Trenta cani rinchiusi in casa: scatta il sequestro ad Almenno San Salvatore

L’intervento di Ats e Carabinieri Forestali dopo le segnalazioni della Lav. I cani erano tenuti in gabbie. Ma la difesa della proprietaria nega i maltrattamenti

Sono trenta i cani sequestrati ieri ad Almenno San Salvatore all’interno di un’abitazione privata, a seguito di segnalazioni ricevute dallo Sportello Lav di Bergamo per presunti maltrattamenti e condizioni di detenzione incompatibili con la loro natura. L’operazione è stata condotta da Ats e Carabinieri Forestali, dopo mesi di monitoraggio e verifiche.

Secondo quanto dichiarato dalla Lav, molti degli animali sarebbero stati costretti a vivere per lunghi periodi chiusi in gabbie o kennel, in condizioni igienico-sanitarie precarie e con evidenti segni di disagio fisico e psicologico. Il 25 giugno scorso l’associazione aveva presentato un esposto alla Procura del Tribunale di Bergamo, segnalando anche il rischio di spostamento degli animali da parte della proprietaria nel timore di un’imminente sottrazione.

«Abbiamo agito per tutelare il benessere degli animali», ha dichiarato Annarita D’Errico, responsabile nazionale degli Sportelli Lav. L’associazione animalista ha poi sporto denuncia-querela, ipotizzando i reati di maltrattamento e detenzione non compatibile. Ora, ha precisato l’avvocato Sara Veri, che segue lo sportello Lav di Bergamo, i cani verranno trasferiti in strutture idonee, con l’obiettivo di valutarne lo stato di salute prima di procedere a una possibile adozione in famiglie affidatarie.

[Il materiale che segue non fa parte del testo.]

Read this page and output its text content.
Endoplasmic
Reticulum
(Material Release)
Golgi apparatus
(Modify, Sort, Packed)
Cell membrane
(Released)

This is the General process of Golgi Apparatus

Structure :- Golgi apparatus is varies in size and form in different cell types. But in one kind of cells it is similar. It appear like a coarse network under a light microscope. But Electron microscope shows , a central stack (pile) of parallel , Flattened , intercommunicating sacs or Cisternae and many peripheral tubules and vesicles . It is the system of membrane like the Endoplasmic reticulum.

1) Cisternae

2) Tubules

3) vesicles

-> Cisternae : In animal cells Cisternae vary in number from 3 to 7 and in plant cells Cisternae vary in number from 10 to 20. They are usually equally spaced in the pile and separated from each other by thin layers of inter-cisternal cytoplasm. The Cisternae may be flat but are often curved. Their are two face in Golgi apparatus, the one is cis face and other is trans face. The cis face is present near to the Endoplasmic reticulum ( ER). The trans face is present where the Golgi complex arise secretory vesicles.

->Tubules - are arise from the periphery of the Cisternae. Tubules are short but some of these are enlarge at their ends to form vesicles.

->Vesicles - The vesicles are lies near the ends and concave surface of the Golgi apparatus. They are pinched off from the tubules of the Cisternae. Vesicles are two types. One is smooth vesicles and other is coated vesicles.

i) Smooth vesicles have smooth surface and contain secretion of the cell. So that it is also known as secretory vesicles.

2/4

Tuttavia, la versione della difesa è completamente opposta. L’avvocata Consuelo Locati, legale della donna proprietaria degli animali, ha sostenuto che non sarebbero emersi elementi sufficienti per configurare un reato di maltrattamento, secondo quanto riferito dai militari intervenuti. «Il maresciallo ha comunicato che i cani potrebbero tornare all’interno dell’abitazione una volta che saranno sistemate le condizioni igienico-sanitarie». Inoltre, alcuni animali si troverebbero al momento ospitati nel canile di Seriate.

La legale ha anche dichiarato l’intenzione di valutare una controdenuncia nei confronti della Lav, qualora le accuse si rivelassero prive di fondamento. «Le dichiarazioni pubbliche fatte dall’associazione – ha detto Locati – sono molto gravi e, se non supportate da evidenze, avranno conseguenze legali».

Intanto, l’Ats di Bergamo sta effettuando ulteriori accertamenti sanitari per verificare le reali condizioni degli animali sequestrati e valutare la compatibilità dell’ambiente domestico con la presenza di un numero così elevato di cani. Una relazione dettagliata verrà depositata nei prossimi giorni alla Procura, che dovrà decidere se convalidare il sequestro o disporre il rientro degli animali.

Il caso ha suscitato forte attenzione tra le associazioni animaliste locali, che da tempo denunciano situazioni di sovraffollamento e maltrattamenti in contesti domestici non regolamentati. Si attende ora l’esito degli accertamenti per chiarire definitivamente i contorni della vicenda.